Fernando até tem medo de partilhar com o grupo como foram boas as últimas vezes em que esteve com o filho, de 17 anos, e como a relação com a filha, de 21, está melhor. Há oito anos que luta para estar com eles. Finalmente concretizou o desejo no início do ano. "Não sei porque é que se deu esta reviravolta, mas a verdade é que temos jantado, convivido." A ouvi-lo estão mais 12 pessoas que compreendem bem a sua história, pois já passaram ou estão a passar pelo mesmo. Festejam o reencontro de Fernando com os filhos. Aconselham: "Vai com calma, às vezes há retrocessos."
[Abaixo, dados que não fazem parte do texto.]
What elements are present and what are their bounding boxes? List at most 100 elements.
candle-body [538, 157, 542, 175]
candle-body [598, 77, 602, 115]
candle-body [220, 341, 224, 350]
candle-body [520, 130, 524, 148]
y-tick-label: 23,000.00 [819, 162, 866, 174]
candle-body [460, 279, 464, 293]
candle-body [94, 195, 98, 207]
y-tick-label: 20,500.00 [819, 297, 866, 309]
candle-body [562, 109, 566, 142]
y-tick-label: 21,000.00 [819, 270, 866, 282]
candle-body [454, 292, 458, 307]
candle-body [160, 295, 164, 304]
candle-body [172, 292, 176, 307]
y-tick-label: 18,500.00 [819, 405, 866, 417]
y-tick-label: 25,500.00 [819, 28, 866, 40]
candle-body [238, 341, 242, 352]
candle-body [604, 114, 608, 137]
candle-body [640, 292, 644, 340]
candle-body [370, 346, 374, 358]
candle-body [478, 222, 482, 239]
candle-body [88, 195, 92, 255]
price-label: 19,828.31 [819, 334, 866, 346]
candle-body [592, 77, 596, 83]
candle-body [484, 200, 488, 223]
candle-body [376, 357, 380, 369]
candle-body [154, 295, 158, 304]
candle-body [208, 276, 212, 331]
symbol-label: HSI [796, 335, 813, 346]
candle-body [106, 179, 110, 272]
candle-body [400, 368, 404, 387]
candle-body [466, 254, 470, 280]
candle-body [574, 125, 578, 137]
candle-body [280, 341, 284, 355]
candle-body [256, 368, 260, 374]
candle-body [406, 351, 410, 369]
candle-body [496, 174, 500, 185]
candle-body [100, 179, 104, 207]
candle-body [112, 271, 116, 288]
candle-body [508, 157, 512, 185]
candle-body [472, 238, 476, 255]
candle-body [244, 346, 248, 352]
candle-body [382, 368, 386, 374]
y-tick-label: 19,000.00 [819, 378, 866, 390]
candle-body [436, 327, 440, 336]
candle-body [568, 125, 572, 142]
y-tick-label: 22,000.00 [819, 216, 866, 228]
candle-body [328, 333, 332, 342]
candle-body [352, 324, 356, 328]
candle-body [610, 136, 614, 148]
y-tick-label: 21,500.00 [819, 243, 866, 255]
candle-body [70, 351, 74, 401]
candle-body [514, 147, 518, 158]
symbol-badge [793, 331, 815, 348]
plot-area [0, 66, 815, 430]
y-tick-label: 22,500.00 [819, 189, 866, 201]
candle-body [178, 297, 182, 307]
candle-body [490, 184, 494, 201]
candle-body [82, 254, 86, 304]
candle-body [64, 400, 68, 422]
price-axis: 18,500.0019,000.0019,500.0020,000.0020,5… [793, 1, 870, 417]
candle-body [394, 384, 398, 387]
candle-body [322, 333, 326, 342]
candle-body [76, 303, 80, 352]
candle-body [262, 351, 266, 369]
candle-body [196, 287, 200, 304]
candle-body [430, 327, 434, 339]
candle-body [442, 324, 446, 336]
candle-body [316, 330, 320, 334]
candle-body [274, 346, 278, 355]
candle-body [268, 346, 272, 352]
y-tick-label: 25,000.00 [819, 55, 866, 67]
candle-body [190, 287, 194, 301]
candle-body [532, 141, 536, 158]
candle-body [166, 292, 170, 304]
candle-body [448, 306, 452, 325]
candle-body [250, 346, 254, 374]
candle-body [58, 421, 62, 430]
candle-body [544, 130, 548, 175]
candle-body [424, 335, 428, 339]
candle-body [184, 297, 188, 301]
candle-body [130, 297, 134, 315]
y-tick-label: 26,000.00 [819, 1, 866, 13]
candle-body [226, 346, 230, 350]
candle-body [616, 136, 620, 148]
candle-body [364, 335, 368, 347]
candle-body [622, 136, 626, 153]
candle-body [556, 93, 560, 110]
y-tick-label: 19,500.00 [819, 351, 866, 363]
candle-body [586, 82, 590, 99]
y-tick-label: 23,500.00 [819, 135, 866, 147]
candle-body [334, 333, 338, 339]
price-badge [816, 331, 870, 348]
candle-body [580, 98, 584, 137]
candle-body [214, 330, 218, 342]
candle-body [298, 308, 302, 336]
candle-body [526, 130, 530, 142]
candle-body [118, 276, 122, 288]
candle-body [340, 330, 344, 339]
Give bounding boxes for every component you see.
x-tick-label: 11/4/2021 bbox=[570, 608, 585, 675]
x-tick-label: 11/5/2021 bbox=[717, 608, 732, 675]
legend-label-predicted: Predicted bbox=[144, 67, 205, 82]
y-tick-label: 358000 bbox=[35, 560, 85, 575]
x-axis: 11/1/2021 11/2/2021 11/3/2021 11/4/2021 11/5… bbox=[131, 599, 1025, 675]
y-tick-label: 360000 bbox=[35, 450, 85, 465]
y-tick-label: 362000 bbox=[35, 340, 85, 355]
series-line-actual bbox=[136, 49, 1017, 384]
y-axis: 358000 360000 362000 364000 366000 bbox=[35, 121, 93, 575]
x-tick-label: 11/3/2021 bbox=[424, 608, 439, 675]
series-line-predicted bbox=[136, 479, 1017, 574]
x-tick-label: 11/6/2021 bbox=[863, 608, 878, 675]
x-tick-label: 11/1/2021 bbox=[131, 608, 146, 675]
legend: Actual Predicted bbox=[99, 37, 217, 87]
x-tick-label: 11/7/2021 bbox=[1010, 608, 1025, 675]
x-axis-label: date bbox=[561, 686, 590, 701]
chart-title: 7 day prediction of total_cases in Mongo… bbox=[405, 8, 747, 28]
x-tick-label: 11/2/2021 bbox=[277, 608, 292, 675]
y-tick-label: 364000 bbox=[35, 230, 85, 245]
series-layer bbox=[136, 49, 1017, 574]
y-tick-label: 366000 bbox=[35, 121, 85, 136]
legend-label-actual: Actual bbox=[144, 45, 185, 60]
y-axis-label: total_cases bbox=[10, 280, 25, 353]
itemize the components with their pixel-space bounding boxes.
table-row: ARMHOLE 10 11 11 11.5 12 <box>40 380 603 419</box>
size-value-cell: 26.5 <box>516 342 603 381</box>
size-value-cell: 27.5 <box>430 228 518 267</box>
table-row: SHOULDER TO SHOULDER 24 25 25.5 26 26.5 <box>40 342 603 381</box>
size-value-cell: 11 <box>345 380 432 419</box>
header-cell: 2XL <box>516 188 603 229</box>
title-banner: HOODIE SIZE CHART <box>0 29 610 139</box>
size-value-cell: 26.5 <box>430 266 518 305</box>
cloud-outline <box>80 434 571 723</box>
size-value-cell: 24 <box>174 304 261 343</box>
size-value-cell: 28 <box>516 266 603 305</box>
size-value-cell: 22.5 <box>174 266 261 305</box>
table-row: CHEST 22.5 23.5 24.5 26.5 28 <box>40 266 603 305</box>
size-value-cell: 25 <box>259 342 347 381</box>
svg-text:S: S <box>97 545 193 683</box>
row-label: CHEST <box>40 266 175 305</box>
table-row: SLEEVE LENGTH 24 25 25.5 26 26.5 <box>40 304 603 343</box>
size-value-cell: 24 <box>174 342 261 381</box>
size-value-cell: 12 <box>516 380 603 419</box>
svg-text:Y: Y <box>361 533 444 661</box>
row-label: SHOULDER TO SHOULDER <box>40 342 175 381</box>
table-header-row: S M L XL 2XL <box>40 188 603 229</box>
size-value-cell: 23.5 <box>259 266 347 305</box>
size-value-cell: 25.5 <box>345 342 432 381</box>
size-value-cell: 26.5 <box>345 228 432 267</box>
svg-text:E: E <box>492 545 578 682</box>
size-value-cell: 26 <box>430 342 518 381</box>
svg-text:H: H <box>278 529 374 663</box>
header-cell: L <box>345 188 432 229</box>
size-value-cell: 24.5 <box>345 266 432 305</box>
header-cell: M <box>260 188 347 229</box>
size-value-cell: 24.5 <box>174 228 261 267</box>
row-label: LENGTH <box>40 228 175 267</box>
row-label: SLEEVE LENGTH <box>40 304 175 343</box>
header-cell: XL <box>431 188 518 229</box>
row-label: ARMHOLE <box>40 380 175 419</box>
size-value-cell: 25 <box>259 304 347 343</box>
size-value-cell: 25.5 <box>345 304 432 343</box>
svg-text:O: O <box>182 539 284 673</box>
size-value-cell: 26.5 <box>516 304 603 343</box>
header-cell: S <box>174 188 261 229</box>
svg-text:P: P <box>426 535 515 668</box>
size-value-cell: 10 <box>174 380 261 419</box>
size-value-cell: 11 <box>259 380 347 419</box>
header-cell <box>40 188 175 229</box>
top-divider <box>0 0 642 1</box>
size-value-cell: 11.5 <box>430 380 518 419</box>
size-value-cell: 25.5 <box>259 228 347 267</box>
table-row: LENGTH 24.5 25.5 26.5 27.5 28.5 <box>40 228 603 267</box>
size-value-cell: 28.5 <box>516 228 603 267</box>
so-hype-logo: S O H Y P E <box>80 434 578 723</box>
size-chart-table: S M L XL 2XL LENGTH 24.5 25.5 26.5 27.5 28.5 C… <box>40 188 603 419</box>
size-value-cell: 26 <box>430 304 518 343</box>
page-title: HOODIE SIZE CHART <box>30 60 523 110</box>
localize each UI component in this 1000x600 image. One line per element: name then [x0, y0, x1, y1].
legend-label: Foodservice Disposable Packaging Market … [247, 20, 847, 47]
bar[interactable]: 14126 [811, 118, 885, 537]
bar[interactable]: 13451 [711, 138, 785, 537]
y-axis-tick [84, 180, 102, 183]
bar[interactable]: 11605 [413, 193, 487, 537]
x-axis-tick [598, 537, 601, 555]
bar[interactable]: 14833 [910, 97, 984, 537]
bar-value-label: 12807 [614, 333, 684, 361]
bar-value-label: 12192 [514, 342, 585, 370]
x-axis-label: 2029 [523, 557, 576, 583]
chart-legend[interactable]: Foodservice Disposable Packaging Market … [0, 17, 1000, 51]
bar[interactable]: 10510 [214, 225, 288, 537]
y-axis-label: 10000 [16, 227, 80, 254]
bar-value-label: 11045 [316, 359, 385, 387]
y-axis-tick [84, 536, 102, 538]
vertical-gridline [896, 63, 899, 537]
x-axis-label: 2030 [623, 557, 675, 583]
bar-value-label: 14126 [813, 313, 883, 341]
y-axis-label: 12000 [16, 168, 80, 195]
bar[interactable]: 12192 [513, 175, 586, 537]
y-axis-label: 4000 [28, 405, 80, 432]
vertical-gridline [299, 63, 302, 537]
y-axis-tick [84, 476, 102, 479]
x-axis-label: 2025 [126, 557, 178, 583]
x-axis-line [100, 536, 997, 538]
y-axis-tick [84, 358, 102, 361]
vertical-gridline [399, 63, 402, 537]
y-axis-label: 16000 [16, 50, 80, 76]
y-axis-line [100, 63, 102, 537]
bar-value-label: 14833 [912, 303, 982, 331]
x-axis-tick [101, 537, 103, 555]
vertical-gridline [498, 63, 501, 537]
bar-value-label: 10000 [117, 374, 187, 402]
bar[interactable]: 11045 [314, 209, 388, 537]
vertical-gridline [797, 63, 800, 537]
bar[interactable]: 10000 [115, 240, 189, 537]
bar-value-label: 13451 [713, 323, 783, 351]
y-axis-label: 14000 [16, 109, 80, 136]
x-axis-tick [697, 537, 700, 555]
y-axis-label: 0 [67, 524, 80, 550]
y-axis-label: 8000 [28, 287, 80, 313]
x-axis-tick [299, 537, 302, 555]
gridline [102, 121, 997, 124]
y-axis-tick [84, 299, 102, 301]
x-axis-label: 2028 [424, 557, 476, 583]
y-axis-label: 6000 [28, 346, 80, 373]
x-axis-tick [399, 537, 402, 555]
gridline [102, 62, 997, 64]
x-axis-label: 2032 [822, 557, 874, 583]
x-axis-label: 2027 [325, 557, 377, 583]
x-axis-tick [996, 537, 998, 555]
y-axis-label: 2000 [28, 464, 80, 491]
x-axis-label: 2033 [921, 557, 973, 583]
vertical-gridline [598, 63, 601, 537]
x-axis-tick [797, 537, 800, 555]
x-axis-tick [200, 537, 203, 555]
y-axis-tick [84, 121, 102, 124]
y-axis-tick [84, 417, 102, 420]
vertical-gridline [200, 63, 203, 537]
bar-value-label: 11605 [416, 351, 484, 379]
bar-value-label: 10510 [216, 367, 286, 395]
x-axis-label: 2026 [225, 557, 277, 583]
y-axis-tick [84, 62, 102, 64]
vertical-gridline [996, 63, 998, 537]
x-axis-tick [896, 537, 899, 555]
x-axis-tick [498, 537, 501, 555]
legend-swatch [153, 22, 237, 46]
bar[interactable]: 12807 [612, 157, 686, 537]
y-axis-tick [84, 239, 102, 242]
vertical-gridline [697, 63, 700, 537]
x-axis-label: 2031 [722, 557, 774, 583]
Este é o grupo de ajuda mútua de Lisboa, um dos seis da Associação Portuguesa para a Igualdade Parental e Direito dos Filhos, criado há oito anos para ajudar pais com conflitos parentais e que, por causa deles, ficaram afastados dos filhos . "São pais, mães, filhos adultos ou avós", descreve Sílvia Oliveira, vice-presidente da associação. "O que é dito aqui fica aqui." Compromisso assumido pelo DN, daí que todos os nomes da reportagem sejam fictícios, à exceção de Ricardo Simões (presidente da associação) e de Sílvia Oliveira, também eles envolvidos em conflitos parentais.